Being out in the countryside with my dogs gives me time to think. I’ve learnt the pleasure of solitude without being lonely, and that’s a good feeling for me.

Welcome to "Man with two dogs" - the family website for dog owners and dog walkers.

This is my countryside diary which appears each Saturday in the Dundee Courier newspaper.

Young Pretender’s Angus men

April 14th, 2007

BALNAMOON – THE Rebel Laird, was a suitable introduction to my trip up Glen Clova last Sunday to watch the re-enactment of the laying up, in 1746, of Ogilvy's, or the Forfarshire Regiment's standard in Clova Kirk at the head of the glen. The regiment was raised and commanded by Lord David Ogilvy, a direct ancestor of the present Lord Airlie.

The re-enactment was organised by heritage group Crann Tara, which takes its name from the  fiery cross', the traditional summoning of the clans to forgather armed for war.

After the Battle of Culloden, at which the Forfarshire Regiment fought for Bonny Prince Charlie, the Angus men marched back to Glen Clova where they were disbanded, and their standard laid up for safe-keeping in the small kirk. Kilted in belted plaids (breacan feile), and with banners flying, Crann Tara troopers marched down from Loch Brandy which overlooks the glen, on the final leg of the journey taken by their predecessors.

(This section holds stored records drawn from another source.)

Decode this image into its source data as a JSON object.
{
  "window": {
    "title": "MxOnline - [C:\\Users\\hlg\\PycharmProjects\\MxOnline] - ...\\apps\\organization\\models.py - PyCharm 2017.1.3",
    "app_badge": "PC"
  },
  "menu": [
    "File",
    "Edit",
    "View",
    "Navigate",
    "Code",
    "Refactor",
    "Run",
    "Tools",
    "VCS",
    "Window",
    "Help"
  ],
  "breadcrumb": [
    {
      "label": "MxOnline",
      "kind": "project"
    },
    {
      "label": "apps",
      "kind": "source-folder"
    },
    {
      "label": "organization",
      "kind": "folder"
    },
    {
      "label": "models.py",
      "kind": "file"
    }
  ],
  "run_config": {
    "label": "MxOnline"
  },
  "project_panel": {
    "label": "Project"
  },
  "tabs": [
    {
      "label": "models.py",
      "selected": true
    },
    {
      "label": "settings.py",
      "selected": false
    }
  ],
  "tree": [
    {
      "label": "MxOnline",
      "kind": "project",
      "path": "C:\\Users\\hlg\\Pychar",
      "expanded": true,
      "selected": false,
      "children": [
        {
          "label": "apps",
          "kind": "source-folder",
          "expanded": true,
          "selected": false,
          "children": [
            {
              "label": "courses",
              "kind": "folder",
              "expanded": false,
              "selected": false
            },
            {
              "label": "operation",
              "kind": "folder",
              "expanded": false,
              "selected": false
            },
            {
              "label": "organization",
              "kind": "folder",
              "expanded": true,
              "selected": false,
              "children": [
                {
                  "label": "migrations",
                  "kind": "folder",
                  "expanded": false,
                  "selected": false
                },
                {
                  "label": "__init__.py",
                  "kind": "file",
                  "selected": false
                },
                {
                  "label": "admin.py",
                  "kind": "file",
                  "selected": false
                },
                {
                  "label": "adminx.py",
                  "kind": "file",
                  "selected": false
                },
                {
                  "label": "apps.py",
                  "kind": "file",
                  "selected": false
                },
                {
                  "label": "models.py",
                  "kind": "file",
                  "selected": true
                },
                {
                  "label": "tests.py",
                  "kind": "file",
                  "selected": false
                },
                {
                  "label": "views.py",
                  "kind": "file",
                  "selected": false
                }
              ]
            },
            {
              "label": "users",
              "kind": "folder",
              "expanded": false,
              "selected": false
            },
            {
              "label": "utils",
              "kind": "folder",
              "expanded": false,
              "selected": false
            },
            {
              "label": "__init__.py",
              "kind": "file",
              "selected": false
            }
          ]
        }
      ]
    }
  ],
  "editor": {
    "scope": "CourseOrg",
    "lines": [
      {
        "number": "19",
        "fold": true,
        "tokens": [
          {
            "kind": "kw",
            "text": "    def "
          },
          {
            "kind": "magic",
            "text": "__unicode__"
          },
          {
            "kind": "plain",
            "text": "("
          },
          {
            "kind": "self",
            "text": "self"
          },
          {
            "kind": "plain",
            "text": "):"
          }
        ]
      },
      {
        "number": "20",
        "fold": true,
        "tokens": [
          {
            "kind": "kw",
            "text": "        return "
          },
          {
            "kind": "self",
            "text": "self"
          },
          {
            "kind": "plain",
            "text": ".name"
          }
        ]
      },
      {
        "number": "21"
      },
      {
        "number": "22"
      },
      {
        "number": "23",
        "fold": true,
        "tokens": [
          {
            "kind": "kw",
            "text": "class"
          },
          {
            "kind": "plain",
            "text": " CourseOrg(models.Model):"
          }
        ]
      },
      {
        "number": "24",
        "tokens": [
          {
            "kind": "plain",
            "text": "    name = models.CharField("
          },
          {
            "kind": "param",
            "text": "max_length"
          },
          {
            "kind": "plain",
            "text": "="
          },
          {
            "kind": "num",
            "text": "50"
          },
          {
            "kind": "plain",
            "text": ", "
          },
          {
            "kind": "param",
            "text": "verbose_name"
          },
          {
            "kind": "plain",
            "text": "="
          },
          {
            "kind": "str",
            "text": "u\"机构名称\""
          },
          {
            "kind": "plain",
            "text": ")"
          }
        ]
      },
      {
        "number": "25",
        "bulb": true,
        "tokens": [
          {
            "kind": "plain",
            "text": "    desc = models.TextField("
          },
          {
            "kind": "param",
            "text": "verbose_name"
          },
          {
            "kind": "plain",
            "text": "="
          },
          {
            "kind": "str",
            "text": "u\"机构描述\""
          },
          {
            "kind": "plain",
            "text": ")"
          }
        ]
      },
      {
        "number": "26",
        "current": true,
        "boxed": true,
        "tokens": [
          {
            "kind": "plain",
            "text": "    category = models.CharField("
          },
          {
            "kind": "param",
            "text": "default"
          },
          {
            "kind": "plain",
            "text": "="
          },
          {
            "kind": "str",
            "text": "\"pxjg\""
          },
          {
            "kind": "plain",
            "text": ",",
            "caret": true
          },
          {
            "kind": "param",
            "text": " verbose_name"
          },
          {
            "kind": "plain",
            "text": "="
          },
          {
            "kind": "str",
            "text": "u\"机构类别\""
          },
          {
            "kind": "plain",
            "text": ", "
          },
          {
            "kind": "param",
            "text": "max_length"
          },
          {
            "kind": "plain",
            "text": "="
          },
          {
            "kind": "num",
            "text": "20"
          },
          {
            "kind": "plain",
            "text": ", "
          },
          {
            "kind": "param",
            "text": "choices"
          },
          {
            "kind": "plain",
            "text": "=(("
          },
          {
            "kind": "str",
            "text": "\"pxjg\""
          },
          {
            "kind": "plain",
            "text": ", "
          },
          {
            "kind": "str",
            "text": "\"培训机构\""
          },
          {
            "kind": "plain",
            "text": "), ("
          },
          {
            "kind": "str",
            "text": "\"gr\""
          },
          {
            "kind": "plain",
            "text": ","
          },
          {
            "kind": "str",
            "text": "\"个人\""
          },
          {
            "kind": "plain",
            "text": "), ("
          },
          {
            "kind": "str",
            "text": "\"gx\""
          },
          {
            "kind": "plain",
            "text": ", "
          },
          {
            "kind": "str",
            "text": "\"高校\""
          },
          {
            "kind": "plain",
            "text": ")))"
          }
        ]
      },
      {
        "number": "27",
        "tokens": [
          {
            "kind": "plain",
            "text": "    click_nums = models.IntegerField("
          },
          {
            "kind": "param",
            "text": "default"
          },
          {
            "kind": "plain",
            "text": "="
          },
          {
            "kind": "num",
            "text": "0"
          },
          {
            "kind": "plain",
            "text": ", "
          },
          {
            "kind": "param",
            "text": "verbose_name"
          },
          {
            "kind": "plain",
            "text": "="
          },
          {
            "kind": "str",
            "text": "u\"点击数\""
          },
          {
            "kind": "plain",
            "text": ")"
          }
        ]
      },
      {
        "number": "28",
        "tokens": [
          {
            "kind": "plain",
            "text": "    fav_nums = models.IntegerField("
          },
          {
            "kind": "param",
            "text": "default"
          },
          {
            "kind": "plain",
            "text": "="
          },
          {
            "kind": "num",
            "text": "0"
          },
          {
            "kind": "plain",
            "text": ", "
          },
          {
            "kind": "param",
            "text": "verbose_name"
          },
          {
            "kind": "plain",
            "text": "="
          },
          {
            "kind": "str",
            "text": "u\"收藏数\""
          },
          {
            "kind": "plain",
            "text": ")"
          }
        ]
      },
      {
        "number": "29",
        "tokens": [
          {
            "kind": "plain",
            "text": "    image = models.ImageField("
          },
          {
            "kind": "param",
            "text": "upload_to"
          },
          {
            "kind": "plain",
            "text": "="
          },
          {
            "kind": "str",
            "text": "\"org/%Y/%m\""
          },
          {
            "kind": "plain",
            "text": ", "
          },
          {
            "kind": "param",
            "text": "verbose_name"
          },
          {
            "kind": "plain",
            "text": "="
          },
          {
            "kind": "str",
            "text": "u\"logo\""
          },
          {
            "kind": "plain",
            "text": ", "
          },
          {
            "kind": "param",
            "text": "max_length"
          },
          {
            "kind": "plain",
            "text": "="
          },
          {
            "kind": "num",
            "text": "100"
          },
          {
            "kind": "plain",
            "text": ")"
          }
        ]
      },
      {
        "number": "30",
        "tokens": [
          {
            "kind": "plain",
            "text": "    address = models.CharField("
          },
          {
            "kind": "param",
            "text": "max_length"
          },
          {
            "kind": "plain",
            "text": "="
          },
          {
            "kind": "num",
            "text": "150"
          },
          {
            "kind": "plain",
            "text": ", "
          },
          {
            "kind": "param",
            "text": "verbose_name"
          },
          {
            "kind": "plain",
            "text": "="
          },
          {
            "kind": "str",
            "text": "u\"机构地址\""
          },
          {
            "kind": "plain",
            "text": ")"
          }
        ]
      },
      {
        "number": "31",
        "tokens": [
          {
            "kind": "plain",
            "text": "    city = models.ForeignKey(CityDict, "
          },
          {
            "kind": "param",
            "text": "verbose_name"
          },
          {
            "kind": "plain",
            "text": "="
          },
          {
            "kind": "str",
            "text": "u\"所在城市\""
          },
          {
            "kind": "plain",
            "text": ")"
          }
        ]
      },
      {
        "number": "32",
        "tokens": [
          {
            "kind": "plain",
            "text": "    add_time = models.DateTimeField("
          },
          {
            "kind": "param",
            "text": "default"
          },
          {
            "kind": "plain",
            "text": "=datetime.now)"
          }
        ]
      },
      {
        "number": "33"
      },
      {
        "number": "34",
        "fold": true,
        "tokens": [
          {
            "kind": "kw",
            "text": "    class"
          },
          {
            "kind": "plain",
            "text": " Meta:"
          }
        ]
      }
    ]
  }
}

After a service of dedication led by Rev Malcolm Rooney, Minister of the Glens, the replica regimental standard was accepted by Lord Airlie to be laid up in the kirk, where it is on public view.

The  Rebel Laird' was James Carnegy of Balnamoon, the house and estate of that name which lies west of Brechin, and James was a Captain in the Forfarshire Regiment. After Culloden, many who fought on the Jacobite side fled to the Continent, but James took his chances and slipped across the hills to neighbouring Glen Esk where he took refuge in Balnamoon's ( Bonnymoon's', locally) Cave which is actually in Glen Mark, a tributary glen of Esk, and is shown on Ordnance Survey maps.

Balnamoon – The Rebel Laird, is a novel based on the facts, written by Montrosian John Angus, and recently republished by his son Niall. Montrosians of a certain age will remember John's sister, Biddy, who was an art teacher at Montrose Academy.

The story traces Bonnymoon's fugitive months in and around Glen Esk, sheltered from Government troops by sympathetic glen folk. Eventually captured and taken to London for trial, his political transgressions were happily dismissed by skilful legal argument.

I've walked to lonely Bonnymoon's Cave several times. In reality it could only have been a  bolt hole' in times of extreme danger because it is quite one of the most uncomfortable places of refuge you can imagine.

Crann Tara gave a presentation on the arms carried by Ogilvy's soldiers. Before firing a replica Brown Bess flintlock musket, those with dogs were advised to take them out of immediate earshot. I'm not surprised – the detonation from just one was formidable. When the whole regiment of 500 discharged their muskets at once the ground must have near shook!

My thanks to retired Dundee solicitor, Ian Steven, who kindly told me about Clova Kirk's plans for this fascinating piece of historical reconstruction.